Return on Investment. The most fundamental of all business metrics. You don’t need to know tech-talk to understand that any app that you commission needs to result in profit.
Traditionally, development projects have seen most of the resources committed to the stuff that happens below the surface and behind the scenes – the things that the end-user never sees nor benefits from. Money, time and developers have been poured into the elements that simply make an app operational – rigid infrastructure, servers and stiff under-the-hood technology. Since the end-user and her experience is where the profit is made, in terms of ROI, the traditional set-up doesn’t really sound like a smart approach.
However, these are merry times for companies looking into digitalization. We are now approaching a new set-up: Cloud based app development.
That little lie made you read on, didn’t it?
The cloud isn’t actually new. Since the advent of AWS in 2006 the discussion about pros and cons have persisted and the approach to cloud has evolved. During the last 10 years companies have slowly migrated to the cloud with the forerunners being small tech firms and forward-looking business units in larger enterprises. It’s not until recently as enterprises have become increasingly comfortable with cloud technologies that central IT teams are also taking the reins to further drive cloud adoption. Today, according to RightScale 2015 report 93% of organisations are either running applications or experimenting with infrastructure-as-a-service. 82 % of enterprises have a hybrid cloud strategy, up from 74 % in 2014. The cloud, in one form or another, has become a given strategy and adoption is accelerating.
The top three benefits reported from the cloud are scalability, faster access to infrastructure, and availability. As organizations adopt cloud more broadly, they pick up even more value, and the challenges of adopting cloud decline. This value is the key to resetting the traditional ROI equation. Let me explain how.
What happens when you go Cloud?
Let’s look at the app development costs of yesteryear. Before cloud based development, a staggering 80% of development budgets were allocated to infrastructure set-up alone. To specify, most of the costs in any IT investments are labor costs, not hardware costs, a fact often forgotten putting the talk about cloud costs off stride. Still, this budget allocation perfectly represents an iceberg situation, where the unseen and under the surface elements made up for the majority. The stuff that could be seen above the surface, user benefits, most important features of the app itself, got a small slice of the budget.
The Cloud is tackling the iceberg imbalance
The cloud has pretty much revolutionised how we compute: from freeing our previously under pressure computers from storage demands, to businesses now freeing their under-staffed and over-worked IT departments from outdated legacy systems. Yet, in terms of applications, the cloud possibilities may well outshine even the transitions seen within the personal computing and business system realms. In its simplest sense, Cloud app development is now handing time to developers. This is where we see the growing tip of the iceberg: more of a budget is being spent on the customer experience – the one thing that, above all else, brings in tangible turnover for the app owner and contributes to profit margins and boosts bottom lines.
Take a quick look around. Applications that have taken the world by storm haven’t done so because of the technology that backs them up. They’re not within the Google Play store top ten because of the servers that power them, nor the infrastructure that they rely upon. They’ve done so because they’ve invested in solving pain points for their users.
What are the remaining challenges of adopting Cloud?
While cloud adoption is growing and benefits seem clear, companies have not fully embraced it. RightScale’s findings state that 68 % of enterprises run less than a fifth of their applications in the cloud. The key worry in RightScale report was cloud security. The report also shows, however, that security worries have declined. It seems that the guys at central IT are starting to have faith in Cloud handling data and their view is getting more aligned with that of the business unit: be agile and fast.

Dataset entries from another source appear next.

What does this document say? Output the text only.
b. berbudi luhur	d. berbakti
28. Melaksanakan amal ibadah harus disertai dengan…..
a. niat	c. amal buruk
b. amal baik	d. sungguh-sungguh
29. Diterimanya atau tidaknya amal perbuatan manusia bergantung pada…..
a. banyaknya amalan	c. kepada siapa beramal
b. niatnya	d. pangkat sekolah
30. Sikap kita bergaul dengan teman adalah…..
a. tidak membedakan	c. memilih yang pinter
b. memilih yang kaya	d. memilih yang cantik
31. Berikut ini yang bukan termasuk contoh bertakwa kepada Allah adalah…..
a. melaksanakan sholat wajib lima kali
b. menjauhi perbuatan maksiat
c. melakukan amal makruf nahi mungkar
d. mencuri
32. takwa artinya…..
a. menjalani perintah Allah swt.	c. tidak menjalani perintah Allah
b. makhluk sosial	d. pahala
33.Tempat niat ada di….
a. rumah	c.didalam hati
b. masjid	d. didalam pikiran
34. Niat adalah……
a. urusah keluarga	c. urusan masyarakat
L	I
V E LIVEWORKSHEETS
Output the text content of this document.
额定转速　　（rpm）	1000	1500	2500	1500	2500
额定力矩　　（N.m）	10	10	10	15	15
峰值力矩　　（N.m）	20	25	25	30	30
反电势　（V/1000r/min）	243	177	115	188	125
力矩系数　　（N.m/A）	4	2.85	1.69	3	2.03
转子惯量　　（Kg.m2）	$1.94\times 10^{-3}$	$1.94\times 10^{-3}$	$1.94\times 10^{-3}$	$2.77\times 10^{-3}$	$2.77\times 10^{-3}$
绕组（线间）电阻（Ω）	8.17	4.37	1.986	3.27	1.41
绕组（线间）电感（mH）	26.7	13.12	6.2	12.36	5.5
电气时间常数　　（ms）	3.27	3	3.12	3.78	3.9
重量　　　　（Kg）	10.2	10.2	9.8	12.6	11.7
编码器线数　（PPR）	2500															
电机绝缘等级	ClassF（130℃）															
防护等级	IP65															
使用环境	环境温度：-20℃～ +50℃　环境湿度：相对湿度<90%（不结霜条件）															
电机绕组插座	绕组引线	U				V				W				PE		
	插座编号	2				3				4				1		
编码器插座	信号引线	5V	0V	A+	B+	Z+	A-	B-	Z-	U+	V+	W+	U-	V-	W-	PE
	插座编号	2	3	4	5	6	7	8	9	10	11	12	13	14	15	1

Other perceived obstacles for adopting cloud are high costs of AWS and legacy issues. The costs of AWS can be high, there is no denying that. At peak times the cloud infra may get more expensive than the company’s own set-up. Turning the table around, however, you’ll find that with no peaks the costs are nil. Why keep shop when no one is at the door? When your users sleep, so does your infra, and there is no need to pay the clerk for night duty. This gets us back to the tip of the iceberg; cloud allows for companies like Zalando and Netflix to invest their R&D-superpowers in developing software for awesome user experiences instead of under the surface stuff. Your infra is a copy paste -exercise that once invested scales to other activities.
The legacy issue is the main problem most companies face. Their organization, infra and internal systems do not bend to the cloud. Key here is not to dive headfirst. Using API solutions companies can transition gradually by moving one service at a time, while at last, e.g. keeping their own data in their own hands.
Should You Already Be There?
The future isn’t merely promising for those who choose the cloud for app development, the future is already here. Some of the world’s most innovative companies are harnessing cloud technologies, including Flipboard, Expedia and the already mentioned Netflix and Zalando to name but a few. Flipboard have been able to cope with their continued user growth, and Expedia have cut down time-consuming and costly test environment set-ups. Netflix improved their reliability levels (something that was previously a major bug bare for their clients); All of which goes to show that the Cloud has truly transitioned the focus and budget away from the backend, over to the frontend – where the customers are. So yes, this is exactly where you should be.